Selon les prévisions des Nations Unies, d’ici 2030, la demande mondiale en eau douce dépassera de 40 % les capacités disponibles. Cette perspective place les entreprises et les organisations face à un double défi : garantir un accès durable à l’eau pour leurs activités tout en limitant leur impact sur le cycle hydrologique.

L’eau devient ainsi une contrainte stratégique, au même titre que l’énergie ou les matières premières. La surexploitation des ressources menace les équilibres écologiques, avec des conséquences déjà visibles : assèchement des nappes phréatiques, perte de biodiversité, conflits d’usage. Anticiper la disponibilité de l’eau devient de plus en plus complexe, notamment dans les zones soumises à des aléas climatiques extrêmes.
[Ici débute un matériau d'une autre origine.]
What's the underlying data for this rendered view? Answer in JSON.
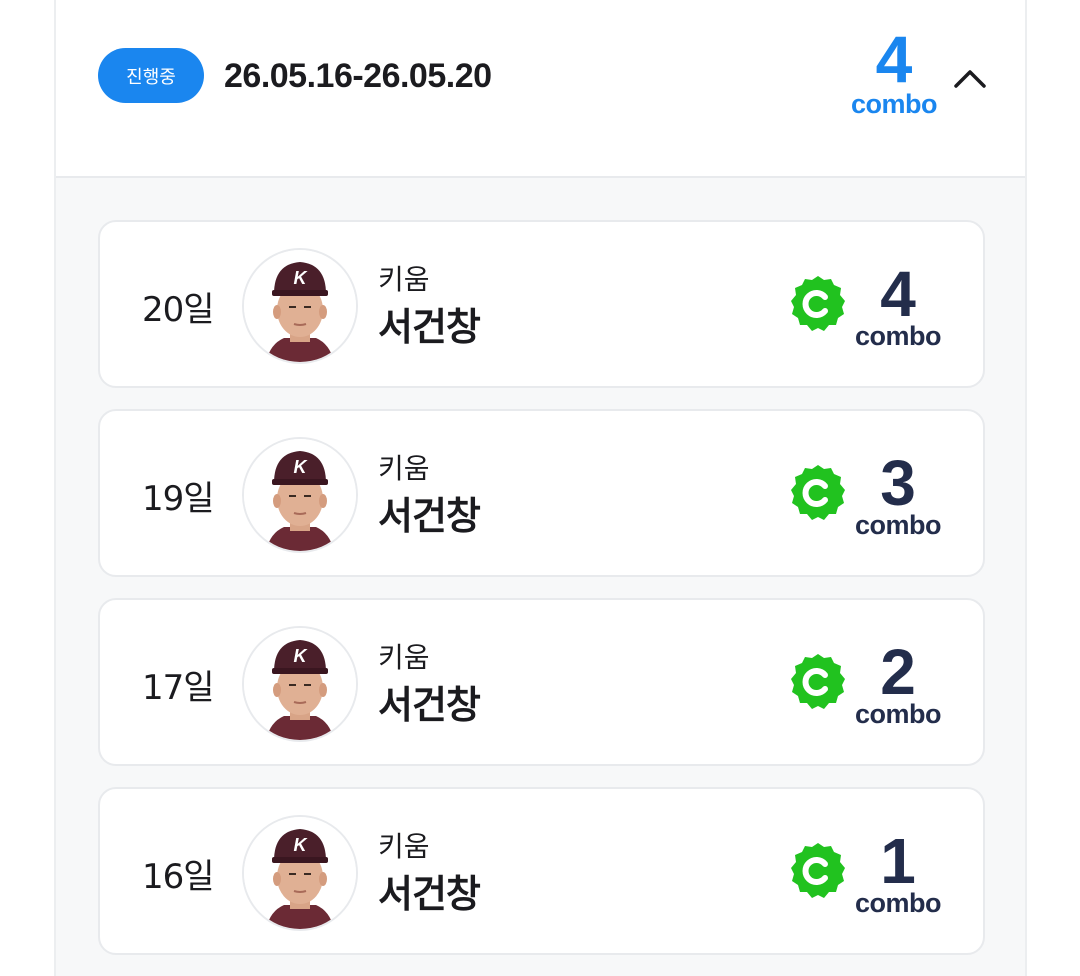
{
  "header": {
    "status_label": "진행중",
    "date_range": "26.05.16-26.05.20",
    "combo_count": "4",
    "combo_label": "combo"
  },
  "records": [
    {
      "day": "20일",
      "team": "키움",
      "player": "서건창",
      "combo_count": "4",
      "combo_label": "combo"
    },
    {
      "day": "19일",
      "team": "키움",
      "player": "서건창",
      "combo_count": "3",
      "combo_label": "combo"
    },
    {
      "day": "17일",
      "team": "키움",
      "player": "서건창",
      "combo_count": "2",
      "combo_label": "combo"
    },
    {
      "day": "16일",
      "team": "키움",
      "player": "서건창",
      "combo_count": "1",
      "combo_label": "combo"
    }
  ],
  "icons": {
    "collapse": "chevron-up-icon",
    "coin": "combo-coin-icon",
    "avatar": "player-avatar"
  },
  "colors": {
    "accent_blue": "#1a86ef",
    "coin_green": "#21c21f",
    "combo_navy": "#232d4b",
    "background_gray": "#f7f8f9"
  }
}
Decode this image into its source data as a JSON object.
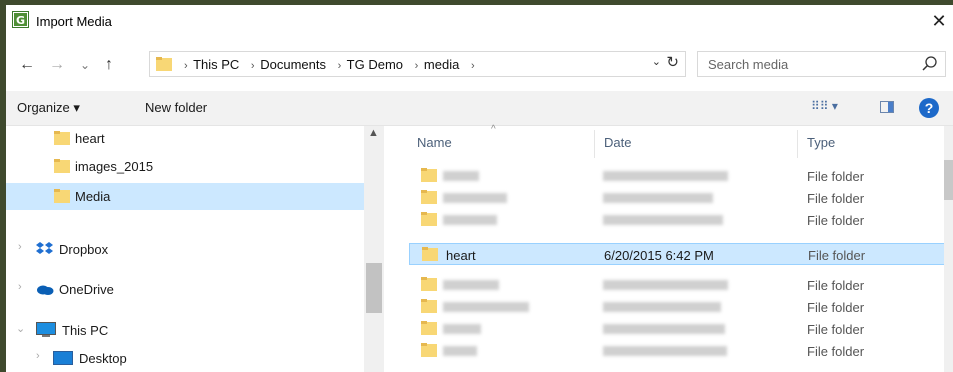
{
  "window": {
    "title": "Import Media",
    "close_glyph": "✕"
  },
  "nav": {
    "back_glyph": "←",
    "forward_glyph": "→",
    "recent_glyph": "⌄",
    "up_glyph": "↑",
    "breadcrumbs": [
      "This PC",
      "Documents",
      "TG Demo",
      "media"
    ],
    "separator": "›",
    "dropdown_glyph": "⌄",
    "refresh_glyph": "↻"
  },
  "search": {
    "placeholder": "Search media",
    "value": ""
  },
  "toolbar": {
    "organize_label": "Organize ▾",
    "new_folder_label": "New folder",
    "view_glyph": "⠿⠿ ▾",
    "help_glyph": "?"
  },
  "sidebar": {
    "items": [
      {
        "label": "heart",
        "icon": "folder-icon",
        "selected": false
      },
      {
        "label": "images_2015",
        "icon": "folder-icon",
        "selected": false
      },
      {
        "label": "Media",
        "icon": "folder-icon",
        "selected": true
      },
      {
        "label": "Dropbox",
        "icon": "dropbox-icon",
        "selected": false
      },
      {
        "label": "OneDrive",
        "icon": "onedrive-icon",
        "selected": false
      },
      {
        "label": "This PC",
        "icon": "computer-icon",
        "selected": false
      },
      {
        "label": "Desktop",
        "icon": "desktop-icon",
        "selected": false
      }
    ],
    "expand_glyph": "›",
    "expanded_glyph": "⌄",
    "scroll_up_glyph": "▲"
  },
  "list": {
    "columns": [
      "Name",
      "Date",
      "Type"
    ],
    "sort_glyph": "^",
    "rows": [
      {
        "name": "",
        "date": "",
        "type": "File folder"
      },
      {
        "name": "",
        "date": "",
        "type": "File folder"
      },
      {
        "name": "",
        "date": "",
        "type": "File folder"
      },
      {
        "name": "heart",
        "date": "6/20/2015 6:42 PM",
        "type": "File folder"
      },
      {
        "name": "",
        "date": "",
        "type": "File folder"
      },
      {
        "name": "",
        "date": "",
        "type": "File folder"
      },
      {
        "name": "",
        "date": "",
        "type": "File folder"
      },
      {
        "name": "",
        "date": "",
        "type": "File folder"
      }
    ]
  },
  "colors": {
    "selection": "#cce8ff",
    "folder": "#f8d775",
    "folder_dark": "#e6b84f",
    "accent": "#1d69c9"
  }
}
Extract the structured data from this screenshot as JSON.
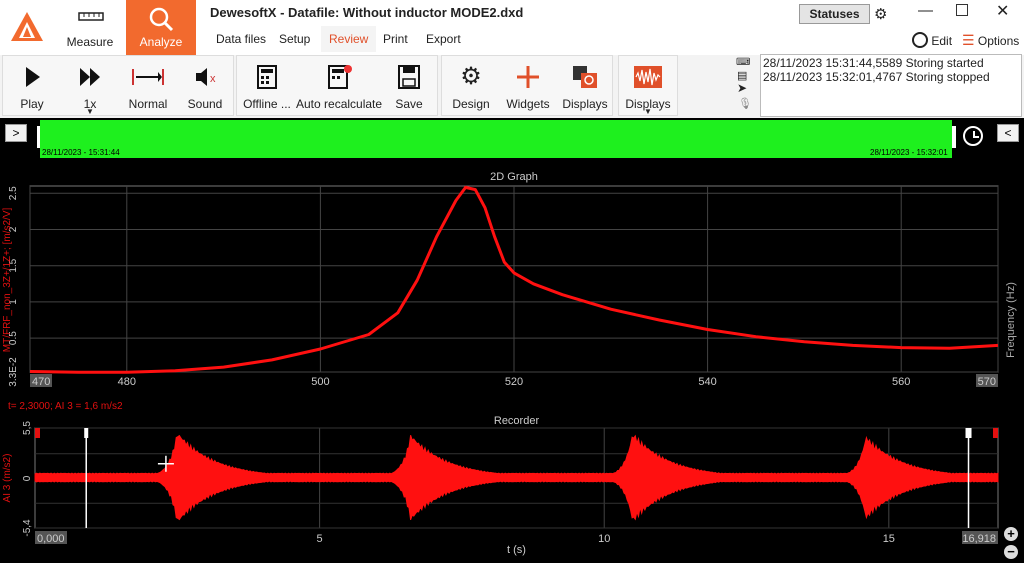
{
  "app": {
    "title": "DewesoftX - Datafile: Without inductor MODE2.dxd",
    "statuses_label": "Statuses",
    "edit_label": "Edit",
    "options_label": "Options",
    "modes": {
      "measure": "Measure",
      "analyze": "Analyze"
    },
    "menu": [
      "Data files",
      "Setup",
      "Review",
      "Print",
      "Export"
    ]
  },
  "ribbon": {
    "play": "Play",
    "speed": "1x",
    "normal": "Normal",
    "sound": "Sound",
    "offline": "Offline ...",
    "auto_recalculate": "Auto recalculate",
    "save": "Save",
    "design": "Design",
    "widgets": "Widgets",
    "displays": "Displays",
    "displays2": "Displays"
  },
  "log": [
    "28/11/2023 15:31:44,5589 Storing started",
    "28/11/2023 15:32:01,4767 Storing stopped"
  ],
  "timeline": {
    "start_label": "28/11/2023 - 15:31:44",
    "end_label": "28/11/2023 - 15:32:01",
    "colors": {
      "bar": "#1ef01e"
    }
  },
  "chart_data": [
    {
      "type": "line",
      "title": "2D Graph",
      "xlabel": "Frequency (Hz)",
      "ylabel": "MT/FRF_non_3Z+/1Z+; [m/s2/V]",
      "xlim": [
        470,
        570
      ],
      "ylim": [
        0.033,
        2.6
      ],
      "x_ticks": [
        "470",
        "480",
        "500",
        "520",
        "540",
        "560",
        "570"
      ],
      "y_ticks": [
        "3.3E-2",
        "0.5",
        "1",
        "1.5",
        "2",
        "2.5"
      ],
      "series": [
        {
          "color": "#ff1010",
          "x": [
            470,
            475,
            480,
            485,
            490,
            495,
            500,
            505,
            508,
            510,
            512,
            514,
            515,
            516,
            517,
            518,
            519,
            520,
            522,
            525,
            530,
            535,
            540,
            545,
            550,
            555,
            560,
            565,
            570
          ],
          "y": [
            0.04,
            0.03,
            0.03,
            0.05,
            0.1,
            0.2,
            0.35,
            0.55,
            0.85,
            1.3,
            1.9,
            2.4,
            2.58,
            2.55,
            2.3,
            1.9,
            1.55,
            1.4,
            1.25,
            1.1,
            0.9,
            0.75,
            0.62,
            0.52,
            0.45,
            0.4,
            0.37,
            0.36,
            0.4
          ]
        }
      ]
    },
    {
      "type": "line",
      "title": "Recorder",
      "readout": "t= 2,3000; AI 3 = 1,6 m/s2",
      "xlabel": "t (s)",
      "ylabel": "AI 3 (m/s2)",
      "xlim": [
        0,
        16.918
      ],
      "ylim": [
        -5.4,
        5.5
      ],
      "x_ticks": [
        "0,000",
        "5",
        "10",
        "15",
        "16,918"
      ],
      "y_ticks": [
        "5,5",
        "0",
        "-5,4"
      ],
      "bursts": [
        {
          "t": 2.5,
          "amp": 5.3
        },
        {
          "t": 6.6,
          "amp": 5.0
        },
        {
          "t": 10.5,
          "amp": 5.2
        },
        {
          "t": 14.6,
          "amp": 4.8
        }
      ]
    }
  ]
}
Face à cette urgence, les pouvoirs publics se mobilisent. En France, le Plan Eau vise une réduction de 10 % des prélèvements d’ici 2030. Il s’articule autour de trois axes : la sobriété des usages (mesurer, planifier, économiser), l’optimisation de la disponibilité (réduction des pertes, valorisation des eaux non conventionnelles, amélioration du stockage), et l’amélioration de la qualité de l’eau. 

Pour les entreprises, cela implique : 

  • Une mise en conformité réglementaire renforcée, 
  • Une intégration de la gestion de l’eau à l’échelle de la supply chain, 
  • Une transformation des modèles opérationnels et industriels.

Comment les entreprises s’adaptent-elles ?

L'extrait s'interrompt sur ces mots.